O ecossistema latino-americano registrou no primeiro trimestre de 2026 um valor de saídas quase recorde, suficiente para superar o total de todo 2025 naquele mesmo período e mudar as projeções do ano completo.[1][4] São Paulo voltou a aparecer entre os polos globais mais visíveis, na 37ª posição do ranking mundial de ecossistemas.[1][9] Não é uma coroação, mas um lembrete de que a região não está apenas “perseguindo” os demais.

A tese central é menos romântica e mais prática. Enquanto muitas economias maduras carregam redes bancárias antigas, sistemas fechados e processos criados para a era das agências, a América Latina parte de outro ponto: um mercado onde o celular, a informalidade e a fragmentação forçaram invenção de soluções[2][8] Essa diferença importa porque a IA funciona melhor quando pode se conectar a fluxos de dados e processos que ainda não foram fossilizados por muitas camadas herdadas.

Diversas firmas de investimento interpretam este momento como uma reescrita da economia analógica, não como uma moda de software.[2][6] A aposta está na chamada próxima onda de startups regionais: IA, fintechs de nova geração e ferramentas para redesenhar operações desde a base.[2][7] Se a primeira geração de startups digitalizou interfaces, a próxima pode automatizar decisões, suporte, risco, logística e compliance. Isso muda o tipo de empresa que pode surgir na região.

O caso fintech é provavelmente o mais claro de visualizar. Em 2026, uma das análises de mercado mais citadas indicou que essa categoria lideraria o investimento em startups no ano, impulsionada por um crescimento de 340%, cerca de 3.000 empresas mapeadas e a demanda constante por remessas de migrantes.[4][8] Essa combinação revela algo muito latino-americano: não se trata só de eficiência financeira, mas de movimentar dinheiro em economias onde o atrito bancário continua caro, lento ou inacessível para muitas pessoas.

Mas a história não se limita ao dinheiro. Estimativas sobre o potencial econômico da IA na região falam de até 1,3 trilhão de dólares em PIB adicional se a adoção aumentar em setores como agricultura, saúde e finanças.[3] Esse número deve ser lido com cautela: é uma projeção, não uma garantia.

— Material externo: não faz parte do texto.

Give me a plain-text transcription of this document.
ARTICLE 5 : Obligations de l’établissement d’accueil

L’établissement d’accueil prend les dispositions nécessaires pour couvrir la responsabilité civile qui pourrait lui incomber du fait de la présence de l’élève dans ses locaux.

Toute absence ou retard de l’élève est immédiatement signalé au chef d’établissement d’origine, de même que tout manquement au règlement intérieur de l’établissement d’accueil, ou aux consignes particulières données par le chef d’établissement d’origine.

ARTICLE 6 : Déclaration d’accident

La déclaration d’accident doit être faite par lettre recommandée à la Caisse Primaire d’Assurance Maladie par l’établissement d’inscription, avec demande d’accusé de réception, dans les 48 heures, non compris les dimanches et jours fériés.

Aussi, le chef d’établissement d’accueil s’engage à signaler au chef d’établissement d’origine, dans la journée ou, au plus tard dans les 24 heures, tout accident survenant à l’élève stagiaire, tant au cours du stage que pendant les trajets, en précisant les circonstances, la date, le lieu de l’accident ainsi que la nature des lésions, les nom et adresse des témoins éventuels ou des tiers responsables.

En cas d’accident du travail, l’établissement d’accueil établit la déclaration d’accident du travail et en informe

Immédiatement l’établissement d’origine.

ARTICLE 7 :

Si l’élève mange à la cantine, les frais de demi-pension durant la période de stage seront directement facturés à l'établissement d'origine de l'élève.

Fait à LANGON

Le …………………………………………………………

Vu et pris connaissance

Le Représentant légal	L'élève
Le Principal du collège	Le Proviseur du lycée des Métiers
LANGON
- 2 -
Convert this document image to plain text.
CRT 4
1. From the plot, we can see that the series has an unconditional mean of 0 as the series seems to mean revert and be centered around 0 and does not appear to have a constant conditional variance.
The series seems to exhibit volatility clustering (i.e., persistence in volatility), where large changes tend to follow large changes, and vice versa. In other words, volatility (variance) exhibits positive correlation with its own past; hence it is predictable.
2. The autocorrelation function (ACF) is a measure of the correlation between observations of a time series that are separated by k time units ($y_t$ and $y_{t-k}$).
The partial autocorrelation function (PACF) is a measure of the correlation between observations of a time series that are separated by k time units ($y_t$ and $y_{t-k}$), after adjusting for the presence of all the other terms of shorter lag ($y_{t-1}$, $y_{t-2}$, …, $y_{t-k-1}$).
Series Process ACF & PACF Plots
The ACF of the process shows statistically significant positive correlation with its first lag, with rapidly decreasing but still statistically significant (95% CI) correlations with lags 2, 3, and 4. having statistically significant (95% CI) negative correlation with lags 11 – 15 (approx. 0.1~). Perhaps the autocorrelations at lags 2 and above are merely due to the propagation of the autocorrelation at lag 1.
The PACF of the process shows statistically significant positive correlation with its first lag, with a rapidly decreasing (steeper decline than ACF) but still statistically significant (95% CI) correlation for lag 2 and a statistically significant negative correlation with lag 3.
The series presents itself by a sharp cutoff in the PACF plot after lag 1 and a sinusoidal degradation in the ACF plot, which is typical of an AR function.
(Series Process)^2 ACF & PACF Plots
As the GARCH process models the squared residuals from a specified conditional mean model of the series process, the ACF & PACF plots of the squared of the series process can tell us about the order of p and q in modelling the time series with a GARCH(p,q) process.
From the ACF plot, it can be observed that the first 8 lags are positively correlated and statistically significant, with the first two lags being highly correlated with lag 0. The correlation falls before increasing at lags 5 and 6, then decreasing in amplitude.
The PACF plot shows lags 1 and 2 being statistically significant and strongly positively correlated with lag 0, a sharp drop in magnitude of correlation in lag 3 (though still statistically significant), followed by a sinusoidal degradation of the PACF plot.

Na agricultura, a IA pode ajudar a prever, otimizar e reduzir desperdícios; na saúde, organizar triagem e operações; em serviços públicos, reduzir custos onde o Estado foi lento.[3][5][6] Ainda assim, a direção está alinhada ao que já se vê em campo.

Um relatório sobre o impacto trabalhista e econômico da IA na região destaca que software aberto e flexível é chave porque o custo continua sendo uma barreira relevante para adoção.[5] Traduzindo para o idioma do mercado: o vencedor aqui talvez não seja só quem tenha o melhor modelo, mas quem ofereça soluções baratas, adaptáveis e fáceis de implementar.

Há também uma vantagem cultural que costuma passar despercebida de fora. Na região, empresas e usuários estão acostumados a improvisar com pouca infraestrutura, operar via WhatsApp, celular e pagamentos digitais, e transformar atritos em hábitos.[2][8] A internet normaliza ferramentas muito antes que as instituições entendam o que está acontecendo. Por isso, a IA pode entrar primeiro nas atividades diárias — atendimento ao cliente, marketing, fraude, cobranças, logística — e só depois virar política industrial ou discurso público.

Mas ainda não é hora de vender essa transição como se já tivesse concluída. Falta ver quanto dessa euforia de investimento vira produtividade real, quantas empresas sobrevivem ao aumento do custo para adquirir clientes e quanto da promessa da IA fica só nos pilotos bonitos sem integração operacional. Também é preciso observar se a região consolida talento, dados e capacidade de distribuição local, ou se acaba dependendo novamente de tecnologias externas. A pergunta que separa narrativa de infraestrutura é: quem captura o valor, não só quem o anuncia.[1][2][5][6] Se a região conseguir transformar sua desvantagem histórica em uma arquitetura mais leve, a próxima década não será uma corrida para alcançar outros, mas a construção de um caminho distinto, e vale a pena acompanhar de perto.